Alexander Artikis is an Assistant Professor at the University of Piraeus and a Research Associate at the National Centre for Scientific Research (NCSR) “Demokritos, ” where he leads the Complex Event Recognition group. His research interests lie in the fields of artificial intelligence and distributed systems. Most of his work has been on (norm-governed) multi-agent systems and complex event recognition.
Anne‐Laure Jousselme works at the NATO Centre for Maritime Research and Experimentation in La Spezia, Italy, and serves on the Boards of Directors of the International Society of Information Fusion and the Belief Functions and Applications Society. Her research interests include maritime anomaly detection, information fusion, reasoning under uncertainty, and information quality.
Cyril Ray is an Associate Professor of Computer Science at Arts & Métiers – Paris Tech, attached to the Naval Academy Research Institute (IRENav) in France. His current research focus is on the modelling and design of location-based services. His work mainly concerns theoretical aspects of the design of ubiquitous and adaptive location-based services applied to human mobility, maritime and urban transportation systems.

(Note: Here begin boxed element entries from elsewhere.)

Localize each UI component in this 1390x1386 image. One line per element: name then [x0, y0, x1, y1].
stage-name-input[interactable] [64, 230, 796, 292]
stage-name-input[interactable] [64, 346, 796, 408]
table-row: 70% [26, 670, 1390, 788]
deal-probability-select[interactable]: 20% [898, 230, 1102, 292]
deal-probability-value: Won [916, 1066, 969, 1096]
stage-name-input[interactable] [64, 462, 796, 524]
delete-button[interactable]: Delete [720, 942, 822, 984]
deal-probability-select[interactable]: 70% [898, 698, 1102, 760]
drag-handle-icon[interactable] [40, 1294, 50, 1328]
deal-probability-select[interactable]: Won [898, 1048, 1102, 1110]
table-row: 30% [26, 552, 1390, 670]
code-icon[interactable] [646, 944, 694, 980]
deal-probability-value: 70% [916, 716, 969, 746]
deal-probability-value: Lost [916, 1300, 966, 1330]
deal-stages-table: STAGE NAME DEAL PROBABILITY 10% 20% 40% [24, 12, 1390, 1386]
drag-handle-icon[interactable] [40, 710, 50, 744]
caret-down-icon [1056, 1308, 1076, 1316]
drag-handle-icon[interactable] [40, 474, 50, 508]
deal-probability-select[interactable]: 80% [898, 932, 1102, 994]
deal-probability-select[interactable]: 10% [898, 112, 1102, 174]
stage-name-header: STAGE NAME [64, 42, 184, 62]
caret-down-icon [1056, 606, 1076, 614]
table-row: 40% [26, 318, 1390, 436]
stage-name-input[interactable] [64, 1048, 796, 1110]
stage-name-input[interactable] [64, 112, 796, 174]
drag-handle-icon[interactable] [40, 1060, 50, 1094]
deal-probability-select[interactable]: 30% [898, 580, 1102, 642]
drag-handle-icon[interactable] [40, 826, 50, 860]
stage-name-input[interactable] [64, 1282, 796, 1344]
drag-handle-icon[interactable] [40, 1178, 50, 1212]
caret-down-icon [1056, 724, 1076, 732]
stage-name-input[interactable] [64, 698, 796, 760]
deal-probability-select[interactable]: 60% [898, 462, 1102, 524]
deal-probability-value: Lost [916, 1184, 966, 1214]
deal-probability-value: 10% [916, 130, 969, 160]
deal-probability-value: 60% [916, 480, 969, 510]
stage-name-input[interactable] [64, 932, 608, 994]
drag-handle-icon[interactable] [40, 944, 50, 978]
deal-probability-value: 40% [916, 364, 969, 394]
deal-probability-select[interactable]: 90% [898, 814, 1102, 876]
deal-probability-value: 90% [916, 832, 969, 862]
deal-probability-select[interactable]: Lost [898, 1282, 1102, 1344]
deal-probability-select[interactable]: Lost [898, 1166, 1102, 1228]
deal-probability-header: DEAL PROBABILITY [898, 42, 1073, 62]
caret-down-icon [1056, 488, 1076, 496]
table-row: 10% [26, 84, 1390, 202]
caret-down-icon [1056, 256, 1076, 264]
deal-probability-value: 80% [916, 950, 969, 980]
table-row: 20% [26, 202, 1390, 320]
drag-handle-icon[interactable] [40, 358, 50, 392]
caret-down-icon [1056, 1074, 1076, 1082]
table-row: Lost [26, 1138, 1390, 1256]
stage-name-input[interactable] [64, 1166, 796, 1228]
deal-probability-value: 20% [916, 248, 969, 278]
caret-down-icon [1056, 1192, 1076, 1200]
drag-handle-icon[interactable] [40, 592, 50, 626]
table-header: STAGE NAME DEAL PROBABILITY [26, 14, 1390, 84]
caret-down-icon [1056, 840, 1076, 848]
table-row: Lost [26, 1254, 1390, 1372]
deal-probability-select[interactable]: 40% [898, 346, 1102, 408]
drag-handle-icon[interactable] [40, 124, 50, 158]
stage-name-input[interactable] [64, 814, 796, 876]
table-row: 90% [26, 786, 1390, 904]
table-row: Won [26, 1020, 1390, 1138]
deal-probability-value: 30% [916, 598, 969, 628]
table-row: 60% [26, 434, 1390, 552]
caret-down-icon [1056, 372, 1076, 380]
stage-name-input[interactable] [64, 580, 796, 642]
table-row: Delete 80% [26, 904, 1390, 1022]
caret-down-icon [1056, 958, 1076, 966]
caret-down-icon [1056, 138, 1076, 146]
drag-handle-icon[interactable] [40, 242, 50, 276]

José Manuel Cordero is a Principal Researcher at CRIDA (ATM R&D Reference Centre, attached to the Spanish ANSP, ENAIRE) in Madrid, with extensive experience in the Air Traffic Management domain in the areas of operational performance monitoring and management, advanced computing in data analysis, and data-driven modelling. He has led a number of research projects such as SESAR Performance Management. José Manuel has co-authored more than 30 peer-reviewed papers in journals and conferences, receiving two best paper awards. He also received the Jane’ ATC Environment Award recognizing achievements in green ATM concepts. Since August 2019, he has also been appointed as a member of the EUROCONTROL Performance Review Commission.
David Scarlatti is a Data Solutions Architect at Boeing Research & Technology Europe in the Aerospace Operational Efficiency group, where he applies data analytics technologies to a wide range of aviation-related problems. His fields of expertise include big data analysis, data visualization, cyber security and human-machine interfaces.